Discount Policies

BSA Prompt Pay Discount

If you pay your hospital bill at the time of service, you may qualify for a discount. Please contact BSA to determine the terms of the discount and the amount which you may be entitled to by calling 806-212-6006 or 1-800-535-3506.

The prompt-pay discount cannot be used in combination with any other offer or discount, such as health care insurance contractual adjustments, uninsured patient discounts or customer service adjustments.

Uninsured Patient Discounts

In keeping with the BSA mission and core values, all uninsured patients will be treated fairly and with respect at all times.

If you are uninsured, you may qualify for discounts for services you receive while in the hospital. These discounts will be provided in order to ensure you receive quality healthcare.

You may qualify for financial assistance if you are unable to pay for all or a portion of your charges. For more information on how to apply for financial assistance, please call the Business Office at 806-212-6006 or at 1-800-535-3506 Monday through Friday from 8 a.m. to 5 p.m. A representative will help you find your best option for payment.

Once you have contacted the Business Office, a representative will help you apply for government assistance if eligible or other forms of financial assistance. Applications for financial assistance are available in the Admitting or Business Office.

To view our Financial Assistance Policy, please click here.

Below is a chart of how your financial assistance will be calculated. An application for financial assistance and proof of total household income are required for all levels up to 401 percent of the federal poverty level.

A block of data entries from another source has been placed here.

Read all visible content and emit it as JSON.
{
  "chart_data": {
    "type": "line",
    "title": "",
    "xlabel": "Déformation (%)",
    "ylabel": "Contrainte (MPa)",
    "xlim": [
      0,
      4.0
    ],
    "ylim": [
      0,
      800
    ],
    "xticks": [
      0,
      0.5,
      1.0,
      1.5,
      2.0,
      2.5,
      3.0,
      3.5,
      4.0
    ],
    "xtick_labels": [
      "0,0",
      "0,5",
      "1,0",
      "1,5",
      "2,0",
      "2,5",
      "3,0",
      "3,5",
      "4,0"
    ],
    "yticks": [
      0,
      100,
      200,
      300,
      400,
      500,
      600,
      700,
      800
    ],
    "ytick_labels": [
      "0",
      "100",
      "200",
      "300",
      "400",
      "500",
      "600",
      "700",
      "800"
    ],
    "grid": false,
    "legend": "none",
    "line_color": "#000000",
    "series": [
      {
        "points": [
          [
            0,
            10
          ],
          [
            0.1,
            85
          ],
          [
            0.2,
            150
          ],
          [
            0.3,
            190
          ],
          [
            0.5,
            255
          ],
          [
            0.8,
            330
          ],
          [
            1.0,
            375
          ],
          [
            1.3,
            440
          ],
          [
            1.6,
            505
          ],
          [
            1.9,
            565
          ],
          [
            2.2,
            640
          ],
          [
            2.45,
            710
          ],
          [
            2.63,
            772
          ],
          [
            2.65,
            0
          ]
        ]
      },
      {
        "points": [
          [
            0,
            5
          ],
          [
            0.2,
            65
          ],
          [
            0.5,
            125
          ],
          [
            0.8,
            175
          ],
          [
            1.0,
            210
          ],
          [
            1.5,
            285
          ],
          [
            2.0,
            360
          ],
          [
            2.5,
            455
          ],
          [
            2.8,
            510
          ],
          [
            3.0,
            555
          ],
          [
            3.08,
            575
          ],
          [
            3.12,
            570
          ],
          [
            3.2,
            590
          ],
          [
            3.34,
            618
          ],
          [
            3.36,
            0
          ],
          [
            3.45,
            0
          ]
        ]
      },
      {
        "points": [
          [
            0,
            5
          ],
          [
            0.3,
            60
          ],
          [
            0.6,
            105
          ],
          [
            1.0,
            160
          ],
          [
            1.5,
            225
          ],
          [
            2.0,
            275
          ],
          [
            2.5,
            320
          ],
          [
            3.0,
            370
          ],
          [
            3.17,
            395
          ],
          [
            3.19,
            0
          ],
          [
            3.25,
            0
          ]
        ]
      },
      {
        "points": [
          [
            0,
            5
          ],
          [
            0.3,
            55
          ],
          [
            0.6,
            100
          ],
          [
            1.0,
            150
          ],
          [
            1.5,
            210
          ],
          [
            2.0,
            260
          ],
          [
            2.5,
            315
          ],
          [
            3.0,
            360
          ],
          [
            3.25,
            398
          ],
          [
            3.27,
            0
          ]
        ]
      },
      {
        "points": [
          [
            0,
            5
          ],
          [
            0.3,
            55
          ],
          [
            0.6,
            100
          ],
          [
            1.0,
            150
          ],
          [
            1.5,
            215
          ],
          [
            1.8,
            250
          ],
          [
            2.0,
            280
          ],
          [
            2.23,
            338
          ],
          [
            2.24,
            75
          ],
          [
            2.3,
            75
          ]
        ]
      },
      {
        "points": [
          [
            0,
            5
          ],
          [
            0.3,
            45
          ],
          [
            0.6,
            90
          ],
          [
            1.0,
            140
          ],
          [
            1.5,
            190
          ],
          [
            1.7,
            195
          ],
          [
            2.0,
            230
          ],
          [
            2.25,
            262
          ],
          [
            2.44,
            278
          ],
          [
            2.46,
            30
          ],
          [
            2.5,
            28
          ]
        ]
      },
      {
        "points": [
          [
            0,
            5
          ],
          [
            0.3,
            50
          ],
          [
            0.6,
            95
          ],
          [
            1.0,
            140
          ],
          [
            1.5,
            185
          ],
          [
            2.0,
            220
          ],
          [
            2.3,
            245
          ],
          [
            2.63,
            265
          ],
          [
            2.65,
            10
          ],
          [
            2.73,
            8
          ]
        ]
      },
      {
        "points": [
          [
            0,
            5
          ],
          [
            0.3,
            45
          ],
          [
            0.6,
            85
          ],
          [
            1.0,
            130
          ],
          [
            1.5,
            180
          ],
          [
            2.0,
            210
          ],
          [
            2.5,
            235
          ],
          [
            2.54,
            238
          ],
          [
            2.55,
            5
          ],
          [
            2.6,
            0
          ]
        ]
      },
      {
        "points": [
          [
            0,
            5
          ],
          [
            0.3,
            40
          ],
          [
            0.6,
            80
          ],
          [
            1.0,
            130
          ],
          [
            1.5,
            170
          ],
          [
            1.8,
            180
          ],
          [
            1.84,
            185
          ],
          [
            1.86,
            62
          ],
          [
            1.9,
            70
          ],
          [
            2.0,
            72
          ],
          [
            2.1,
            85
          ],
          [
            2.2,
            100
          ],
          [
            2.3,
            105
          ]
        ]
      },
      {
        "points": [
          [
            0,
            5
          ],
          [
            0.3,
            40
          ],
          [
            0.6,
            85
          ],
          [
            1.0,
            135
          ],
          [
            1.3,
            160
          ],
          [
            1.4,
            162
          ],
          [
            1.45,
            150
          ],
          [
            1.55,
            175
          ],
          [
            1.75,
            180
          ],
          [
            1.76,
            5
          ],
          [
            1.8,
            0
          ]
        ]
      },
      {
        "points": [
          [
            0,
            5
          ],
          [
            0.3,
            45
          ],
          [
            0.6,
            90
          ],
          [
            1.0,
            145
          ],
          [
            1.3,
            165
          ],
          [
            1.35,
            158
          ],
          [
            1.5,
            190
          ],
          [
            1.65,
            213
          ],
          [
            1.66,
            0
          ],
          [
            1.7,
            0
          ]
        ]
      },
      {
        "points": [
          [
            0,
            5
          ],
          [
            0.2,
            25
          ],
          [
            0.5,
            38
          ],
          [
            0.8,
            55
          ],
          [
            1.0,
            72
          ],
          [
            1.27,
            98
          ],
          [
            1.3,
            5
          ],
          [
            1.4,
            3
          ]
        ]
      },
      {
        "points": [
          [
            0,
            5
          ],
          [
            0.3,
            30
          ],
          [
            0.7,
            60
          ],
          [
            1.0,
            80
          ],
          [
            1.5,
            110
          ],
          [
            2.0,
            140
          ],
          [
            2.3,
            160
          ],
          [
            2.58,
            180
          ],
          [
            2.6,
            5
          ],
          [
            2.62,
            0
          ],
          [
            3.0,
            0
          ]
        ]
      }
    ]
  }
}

Patient Family Income Level Patient Obligation Discount

 Up to 200% of poverty level

 No charge to patient (qualifies as charity care)

 100% (the entire patient cost is waived)

 201% to 250% of poverty level

 Patient is expected to pay 20% of list price in most cases

 80% discount off list price in most cases

 251% to 300% of poverty level

 Patient is expected to pay 40% of list price in most cases

 60% discount off list price in most cases

 301% to 350% of poverty level

 Patient is expected to pay 60% of list price in most cases

 40% discount off list price in most cases

 351% to 400% of poverty level

 Patient is expected to pay 80% of list price in most cases

 20% discount off list price in most cases

 Between 401% and above poverty level

 Patient is expected to pay 100% of list price

 No discount off of list price

Discount Policy Exclusions

If your insurance company, including government-sponsored insurances, covers your services, you will not qualify for any discount policies. If you are covered by a third party source of payment, you will not qualify for any discounts.

Charity Care

If you have received medically necessary services and your family income is at or below 200 percent of applicable federal poverty guidelines, you may qualify for charity care which is a 100% discount on your bill. You may also qualify for charity care if you have significant medical bills.

To apply for charity care you will need to submit a financial assistance application and provide proof of income. Applications for financial assistance are available in the Admitting or Business Office.

You may call 806-212-2021 for assistance prior to receiving services. If you have questions and have already received services, please call 806-212-6006 or 1-800-535-3506.

This notice required by Texas Health & Safety Code Section 324.101.